When the combiner applies a node

class Node { volatile Function<T, R> action; //Used through its VarHandle volatile Node next; R item; // plain field public void spItem(R item) { this.item = item; } public R lpItem() { return item; } void soAction(Function<T, R> action) { ACTION.setRelease(this, action); } boolean isApplied() { return ACTION.getAcquire(this) == null; } }

, it does:

//In a lock Node curr; curr.spItem(a.apply(item)); // plain write to result curr.soAction(null); // release signals completion of the write

Non-combiners do an acquire on isApplied() before reading item, which makes sense, they need to synchronize with the combiner's release.

What I don't get is why the combiner also needs that acquire fence when checking its own node:

// Still inside the lock, after the combine loop return ours.lpItem(); // plain read, why does this return a stale value from earlier?

If I drop the acquire on isApplied(), only the combining path returns a wrong value however non-combiners are fine.

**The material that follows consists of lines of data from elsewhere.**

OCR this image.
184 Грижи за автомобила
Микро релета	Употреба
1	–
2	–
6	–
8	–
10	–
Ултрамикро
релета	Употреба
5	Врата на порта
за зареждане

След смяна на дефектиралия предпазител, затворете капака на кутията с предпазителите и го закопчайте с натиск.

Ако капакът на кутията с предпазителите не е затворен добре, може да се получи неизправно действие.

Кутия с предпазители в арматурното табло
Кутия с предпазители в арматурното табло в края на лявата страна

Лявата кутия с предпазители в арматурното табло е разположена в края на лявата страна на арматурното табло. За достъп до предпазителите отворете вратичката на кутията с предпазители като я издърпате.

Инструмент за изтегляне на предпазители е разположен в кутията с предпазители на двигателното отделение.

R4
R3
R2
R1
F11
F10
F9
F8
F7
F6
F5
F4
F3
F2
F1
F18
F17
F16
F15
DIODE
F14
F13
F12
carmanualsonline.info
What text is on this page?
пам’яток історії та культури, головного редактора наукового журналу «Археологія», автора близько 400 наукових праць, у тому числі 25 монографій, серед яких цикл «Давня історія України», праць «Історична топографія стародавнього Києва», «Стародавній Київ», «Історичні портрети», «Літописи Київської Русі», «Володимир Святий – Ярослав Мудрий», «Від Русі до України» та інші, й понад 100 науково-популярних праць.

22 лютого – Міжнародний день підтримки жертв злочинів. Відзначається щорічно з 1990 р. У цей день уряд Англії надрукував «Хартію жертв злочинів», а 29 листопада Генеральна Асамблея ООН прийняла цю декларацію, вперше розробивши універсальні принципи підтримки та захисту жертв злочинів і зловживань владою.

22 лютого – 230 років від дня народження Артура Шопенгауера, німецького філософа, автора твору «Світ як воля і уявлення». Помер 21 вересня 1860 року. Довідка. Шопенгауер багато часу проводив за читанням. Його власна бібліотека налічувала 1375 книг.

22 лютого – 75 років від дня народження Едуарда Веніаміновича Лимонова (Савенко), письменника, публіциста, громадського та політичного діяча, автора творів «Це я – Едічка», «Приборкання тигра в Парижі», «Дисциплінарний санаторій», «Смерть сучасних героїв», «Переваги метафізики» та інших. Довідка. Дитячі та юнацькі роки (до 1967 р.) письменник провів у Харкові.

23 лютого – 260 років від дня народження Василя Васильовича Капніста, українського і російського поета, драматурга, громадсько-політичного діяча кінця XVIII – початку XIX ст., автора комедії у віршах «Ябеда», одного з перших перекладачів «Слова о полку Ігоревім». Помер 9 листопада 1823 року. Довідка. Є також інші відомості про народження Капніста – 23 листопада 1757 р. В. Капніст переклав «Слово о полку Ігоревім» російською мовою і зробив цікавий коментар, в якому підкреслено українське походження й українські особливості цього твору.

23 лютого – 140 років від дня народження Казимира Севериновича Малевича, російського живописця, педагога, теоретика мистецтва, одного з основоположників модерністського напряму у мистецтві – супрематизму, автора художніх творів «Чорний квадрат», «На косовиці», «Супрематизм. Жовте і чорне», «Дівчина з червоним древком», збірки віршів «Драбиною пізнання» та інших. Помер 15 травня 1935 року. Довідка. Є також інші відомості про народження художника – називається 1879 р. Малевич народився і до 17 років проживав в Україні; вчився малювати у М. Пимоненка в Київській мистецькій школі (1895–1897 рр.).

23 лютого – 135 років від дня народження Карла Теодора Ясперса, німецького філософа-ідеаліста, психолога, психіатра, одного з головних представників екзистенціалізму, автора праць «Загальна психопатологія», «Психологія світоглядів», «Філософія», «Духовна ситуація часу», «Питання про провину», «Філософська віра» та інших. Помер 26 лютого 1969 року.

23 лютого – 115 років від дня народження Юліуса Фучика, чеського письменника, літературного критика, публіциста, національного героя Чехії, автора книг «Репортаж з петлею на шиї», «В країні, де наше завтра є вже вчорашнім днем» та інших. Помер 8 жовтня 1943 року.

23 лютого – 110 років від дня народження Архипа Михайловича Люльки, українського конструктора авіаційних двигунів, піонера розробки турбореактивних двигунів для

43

My current reasoning is that the combiner applies its own node during the scan with a plain write to item, and since it's the same thread reading it back, I'd expect program order to guarantee visibility without any sort of fence. Is there anything I am missing here?

Note: this only manifests under high concurrency (32+ threads in my JMH benchmark). Under lower thread counts the combiner always reads back the correct value.

It turns out this was a correctness bug, not a visibility issue. The combiners node could land past the maxCombinePass cutoff if enough threads prepend before the combiner scans, so the combiner's node never got applied at all.